Introducing Turkey To The World

A Dream... But Not Yours!

Setting itself the goal of contributing to efforts for enriching Turkey's cultural and social life, Akbank has been for long years suppporting contemporary art in the country. National Museum of Women in the Arts in Washington D.C. hosted "A Dream... But Not Yours!: Contemporary Art from Turkey" exhibition between 12th February – 16th May 2010 under the sponsorship of Akbank and DEIK (Foreign Economic Relations Board of Turkey). With Esra Sarıgedik Öktem as the curator, the exhbition featured paintings by Nevin Aladağ, Selda Asal, Merve Brill, İpek Duben, İnci Eviner, Leyla Gediz, Gülsün Karamustafa, Ceren Oykut, Canan Şenol, Ayça Telgeren and Canan Tolon.

Considering encouragement of creative work as one of its most important social responsibilities Akbank believes that inspiring diversity of approaches and supporting new ideas constitute a sound foundation for a modern and stimulating society. It is within this context that Akbank takes pride in supporting the exhibition "A Dream... But Not Yours!: Contemporary Art from Turkey" where Turkey's most prominent 11 women painters' works were displayed. ​

The exhibition aiming to bring greater originality, dynamism and a rich diversity to Turkey's modern art landscape was an exciting experience for us in offering the opportunity to share the beauties of modern art with the art lovers of the world.

Letters in Gold

An unrivalled collection of traditional calligraphy!

The metropolitan museum of art, New York, 1998!
The Los Angeles County Museum of Art, 1999!
The Louvre Museum, Paris, 2000!
Thousands of visitors to three of the world's most important museums discovered the riches of Turkey's cultural heritage.

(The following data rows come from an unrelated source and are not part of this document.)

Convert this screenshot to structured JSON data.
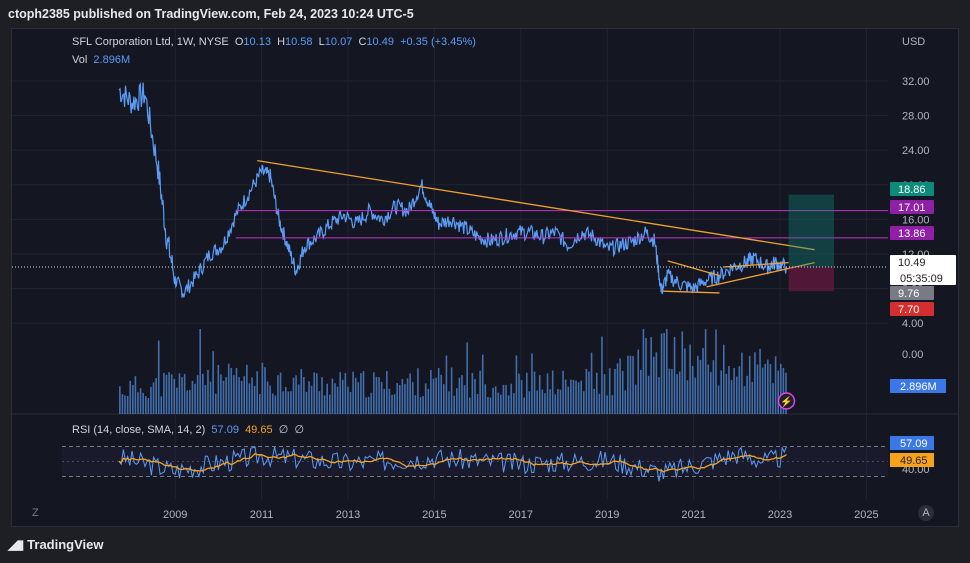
{
  "publisher": "ctoph2385 published on TradingView.com, Feb 24, 2023 10:24 UTC-5",
  "footer": {
    "brand": "TradingView",
    "logo": "tradingview-logo-icon"
  },
  "legend": {
    "symbol": "SFL Corporation Ltd, 1W, NYSE",
    "o_label": "O",
    "o": "10.13",
    "h_label": "H",
    "h": "10.58",
    "l_label": "L",
    "l": "10.07",
    "c_label": "C",
    "c": "10.49",
    "change": "+0.35 (+3.45%)",
    "vol_label": "Vol",
    "vol": "2.896M",
    "rsi_label": "RSI (14, close, SMA, 14, 2)",
    "rsi": "57.09",
    "rsi_sma": "49.65",
    "rsi_extra1": "∅",
    "rsi_extra2": "∅"
  },
  "currency": "USD",
  "corners": {
    "left": "Z",
    "right": "A"
  },
  "colors": {
    "price": "#5b9cf6",
    "trendline": "#f0a030",
    "level": "#c035c8",
    "rsi_sma": "#f7a21b",
    "target": "#0e8a7a",
    "stop": "#c2185b",
    "lightning": "#e040fb"
  },
  "price_axis": [
    "32.00",
    "28.00",
    "24.00",
    "20.00",
    "16.00",
    "12.00",
    "8.00",
    "4.00"
  ],
  "volume_axis": [
    "0.00"
  ],
  "rsi_axis": [
    "40.00"
  ],
  "time_axis": [
    "2009",
    "2011",
    "2013",
    "2015",
    "2017",
    "2019",
    "2021",
    "2023",
    "2025"
  ],
  "price_tags": [
    {
      "text": "18.86",
      "color": "#0e8a7a"
    },
    {
      "text": "17.01",
      "color": "#8e1fa6"
    },
    {
      "text": "13.86",
      "color": "#8e1fa6"
    },
    {
      "text": "10.49",
      "color": "#ffffff"
    },
    {
      "text": "05:35:09",
      "color": "#ffffff"
    },
    {
      "text": "9.76",
      "color": "#787b86"
    },
    {
      "text": "7.70",
      "color": "#d32f2f"
    }
  ],
  "volume_tag": "2.896M",
  "rsi_tags": [
    {
      "text": "57.09"
    },
    {
      "text": "49.65"
    }
  ],
  "chart_data": {
    "type": "line",
    "title": "SFL Corporation Ltd, 1W, NYSE",
    "currency": "USD",
    "series": [
      {
        "name": "SFL Corporation Ltd",
        "x": [
          2007.7,
          2008.0,
          2008.3,
          2008.6,
          2008.8,
          2009.0,
          2009.2,
          2009.5,
          2009.8,
          2010.1,
          2010.4,
          2010.7,
          2011.0,
          2011.2,
          2011.4,
          2011.6,
          2011.8,
          2012.0,
          2012.3,
          2012.6,
          2012.9,
          2013.2,
          2013.5,
          2013.8,
          2014.1,
          2014.4,
          2014.7,
          2014.9,
          2015.1,
          2015.4,
          2015.7,
          2016.0,
          2016.3,
          2016.6,
          2016.9,
          2017.2,
          2017.5,
          2017.8,
          2018.1,
          2018.4,
          2018.7,
          2019.0,
          2019.3,
          2019.6,
          2019.9,
          2020.1,
          2020.25,
          2020.4,
          2020.7,
          2021.0,
          2021.3,
          2021.6,
          2021.9,
          2022.2,
          2022.4,
          2022.7,
          2022.9,
          2023.15
        ],
        "values": [
          31.0,
          29.5,
          30.5,
          22.0,
          14.0,
          9.0,
          7.5,
          9.5,
          12.0,
          13.0,
          16.5,
          19.0,
          21.5,
          21.0,
          16.0,
          13.0,
          10.0,
          13.0,
          14.0,
          15.5,
          16.5,
          15.5,
          17.0,
          16.0,
          17.5,
          17.0,
          20.0,
          17.5,
          15.5,
          16.0,
          15.0,
          14.0,
          13.5,
          14.0,
          14.5,
          14.5,
          14.0,
          14.5,
          13.0,
          14.5,
          14.0,
          12.5,
          13.0,
          13.5,
          14.5,
          13.5,
          7.7,
          9.5,
          8.5,
          8.0,
          9.0,
          9.5,
          10.5,
          11.0,
          11.5,
          10.5,
          11.0,
          10.49
        ]
      },
      {
        "name": "Volume",
        "x": [
          2007.7,
          2009.0,
          2011.0,
          2013.0,
          2015.0,
          2017.0,
          2019.0,
          2020.3,
          2021.0,
          2022.0,
          2023.15
        ],
        "values": [
          1.5,
          2.0,
          2.2,
          1.8,
          2.0,
          1.8,
          2.0,
          4.0,
          3.2,
          2.8,
          2.9
        ]
      },
      {
        "name": "RSI",
        "x": [
          2007.7,
          2009.0,
          2011.0,
          2013.0,
          2015.0,
          2017.0,
          2019.0,
          2020.3,
          2021.0,
          2022.0,
          2022.7,
          2023.15
        ],
        "values": [
          55,
          38,
          58,
          48,
          55,
          47,
          52,
          35,
          45,
          60,
          50,
          57.09
        ]
      }
    ],
    "levels": [
      17.01,
      13.86
    ],
    "last_price": 10.49,
    "ylim": [
      4,
      33
    ]
  }
}
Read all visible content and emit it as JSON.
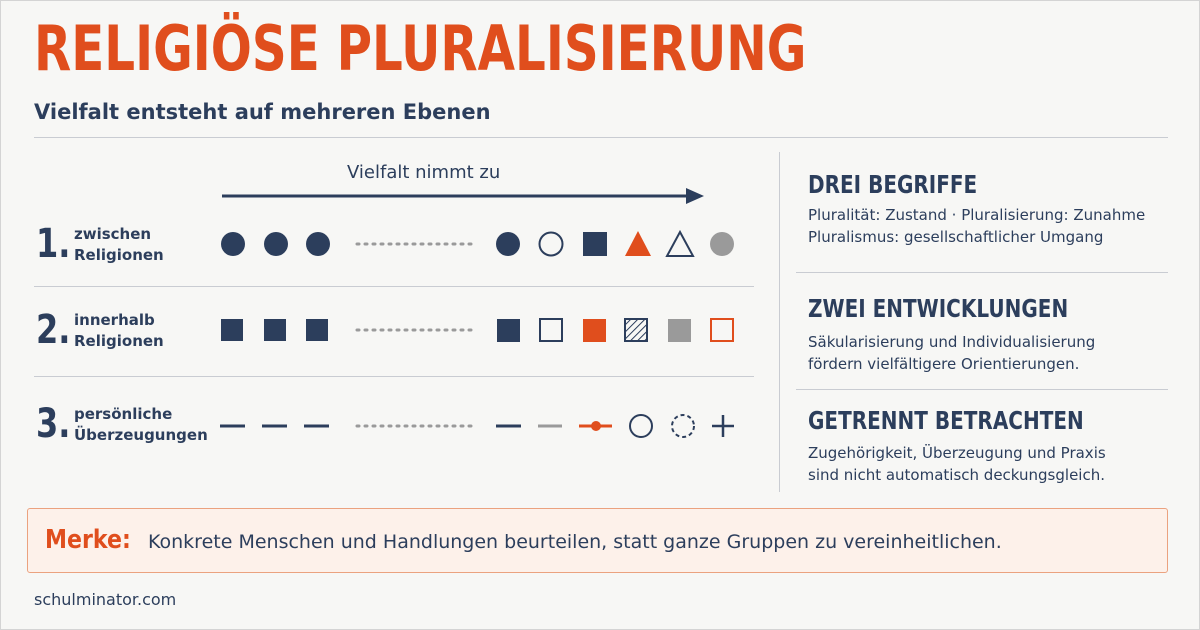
{
  "header": {
    "title": "RELIGIÖSE PLURALISIERUNG",
    "subtitle": "Vielfalt entsteht auf mehreren Ebenen"
  },
  "axis": {
    "label": "Vielfalt nimmt zu"
  },
  "rows": [
    {
      "number": "1.",
      "label_line1": "zwischen",
      "label_line2": "Religionen"
    },
    {
      "number": "2.",
      "label_line1": "innerhalb",
      "label_line2": "Religionen"
    },
    {
      "number": "3.",
      "label_line1": "persönliche",
      "label_line2": "Überzeugungen"
    }
  ],
  "sections": [
    {
      "heading": "DREI BEGRIFFE",
      "line1": "Pluralität: Zustand · Pluralisierung: Zunahme",
      "line2": "Pluralismus: gesellschaftlicher Umgang"
    },
    {
      "heading": "ZWEI ENTWICKLUNGEN",
      "line1": "Säkularisierung und Individualisierung",
      "line2": "fördern vielfältigere Orientierungen."
    },
    {
      "heading": "GETRENNT BETRACHTEN",
      "line1": "Zugehörigkeit, Überzeugung und Praxis",
      "line2": "sind nicht automatisch deckungsgleich."
    }
  ],
  "note": {
    "label": "Merke:",
    "text": "Konkrete Menschen und Handlungen beurteilen, statt ganze Gruppen zu vereinheitlichen."
  },
  "footer": {
    "source": "schulminator.com"
  },
  "colors": {
    "navy": "#2c3e5c",
    "orange": "#e04e1d",
    "gray": "#9a9a9a"
  }
}
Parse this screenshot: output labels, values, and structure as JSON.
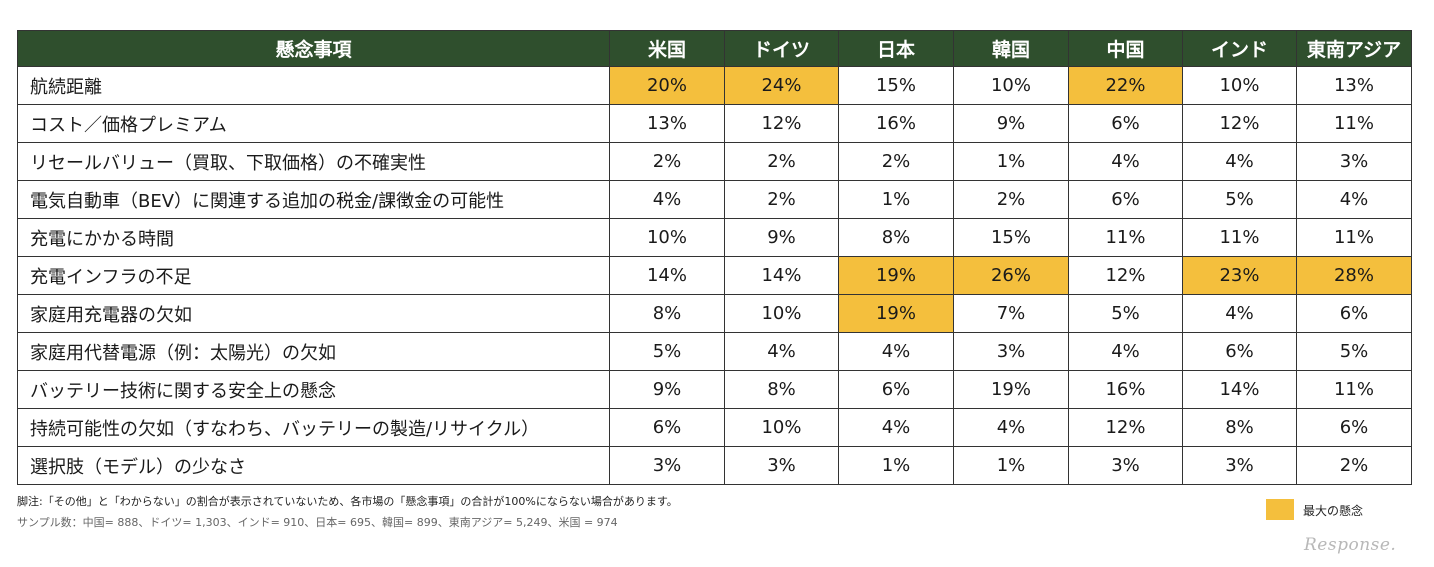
{
  "colors": {
    "header_bg": "#2f4f2d",
    "highlight": "#f4bf3d"
  },
  "chart_data": {
    "type": "table",
    "title": "",
    "header": {
      "concern": "懸念事項",
      "countries": [
        "米国",
        "ドイツ",
        "日本",
        "韓国",
        "中国",
        "インド",
        "東南アジア"
      ]
    },
    "rows": [
      {
        "label": "航続距離",
        "values": [
          "20%",
          "24%",
          "15%",
          "10%",
          "22%",
          "10%",
          "13%"
        ],
        "highlight": [
          true,
          true,
          false,
          false,
          true,
          false,
          false
        ]
      },
      {
        "label": "コスト／価格プレミアム",
        "values": [
          "13%",
          "12%",
          "16%",
          "9%",
          "6%",
          "12%",
          "11%"
        ],
        "highlight": [
          false,
          false,
          false,
          false,
          false,
          false,
          false
        ]
      },
      {
        "label": "リセールバリュー（買取、下取価格）の不確実性",
        "values": [
          "2%",
          "2%",
          "2%",
          "1%",
          "4%",
          "4%",
          "3%"
        ],
        "highlight": [
          false,
          false,
          false,
          false,
          false,
          false,
          false
        ]
      },
      {
        "label": "電気自動車（BEV）に関連する追加の税金/課徴金の可能性",
        "values": [
          "4%",
          "2%",
          "1%",
          "2%",
          "6%",
          "5%",
          "4%"
        ],
        "highlight": [
          false,
          false,
          false,
          false,
          false,
          false,
          false
        ]
      },
      {
        "label": "充電にかかる時間",
        "values": [
          "10%",
          "9%",
          "8%",
          "15%",
          "11%",
          "11%",
          "11%"
        ],
        "highlight": [
          false,
          false,
          false,
          false,
          false,
          false,
          false
        ]
      },
      {
        "label": "充電インフラの不足",
        "values": [
          "14%",
          "14%",
          "19%",
          "26%",
          "12%",
          "23%",
          "28%"
        ],
        "highlight": [
          false,
          false,
          true,
          true,
          false,
          true,
          true
        ]
      },
      {
        "label": "家庭用充電器の欠如",
        "values": [
          "8%",
          "10%",
          "19%",
          "7%",
          "5%",
          "4%",
          "6%"
        ],
        "highlight": [
          false,
          false,
          true,
          false,
          false,
          false,
          false
        ]
      },
      {
        "label": "家庭用代替電源（例：太陽光）の欠如",
        "values": [
          "5%",
          "4%",
          "4%",
          "3%",
          "4%",
          "6%",
          "5%"
        ],
        "highlight": [
          false,
          false,
          false,
          false,
          false,
          false,
          false
        ]
      },
      {
        "label": "バッテリー技術に関する安全上の懸念",
        "values": [
          "9%",
          "8%",
          "6%",
          "19%",
          "16%",
          "14%",
          "11%"
        ],
        "highlight": [
          false,
          false,
          false,
          false,
          false,
          false,
          false
        ]
      },
      {
        "label": "持続可能性の欠如（すなわち、バッテリーの製造/リサイクル）",
        "values": [
          "6%",
          "10%",
          "4%",
          "4%",
          "12%",
          "8%",
          "6%"
        ],
        "highlight": [
          false,
          false,
          false,
          false,
          false,
          false,
          false
        ]
      },
      {
        "label": "選択肢（モデル）の少なさ",
        "values": [
          "3%",
          "3%",
          "1%",
          "1%",
          "3%",
          "3%",
          "2%"
        ],
        "highlight": [
          false,
          false,
          false,
          false,
          false,
          false,
          false
        ]
      }
    ],
    "legend": "最大の懸念"
  },
  "notes": {
    "footnote": "脚注:「その他」と「わからない」の割合が表示されていないため、各市場の「懸念事項」の合計が100%にならない場合があります。",
    "sample": "サンプル数：中国= 888、ドイツ= 1,303、インド= 910、日本= 695、韓国= 899、東南アジア= 5,249、米国 = 974"
  },
  "watermark": "Response."
}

The "Letters in Gold" exhibition of priceless works of Ottoman calligraphy chosen from the Sabancı University's Sakıp Sabancı Museum collection, sponsored by Akbank, toured the world's cultural capitals. The collection, featuring both designs and drawings put to paper 500 years ago, as well as imperial edicts and documents bearing the "tuğra", the imperial seal of the Ottoman sultans, awakened wonder and admiration around the world.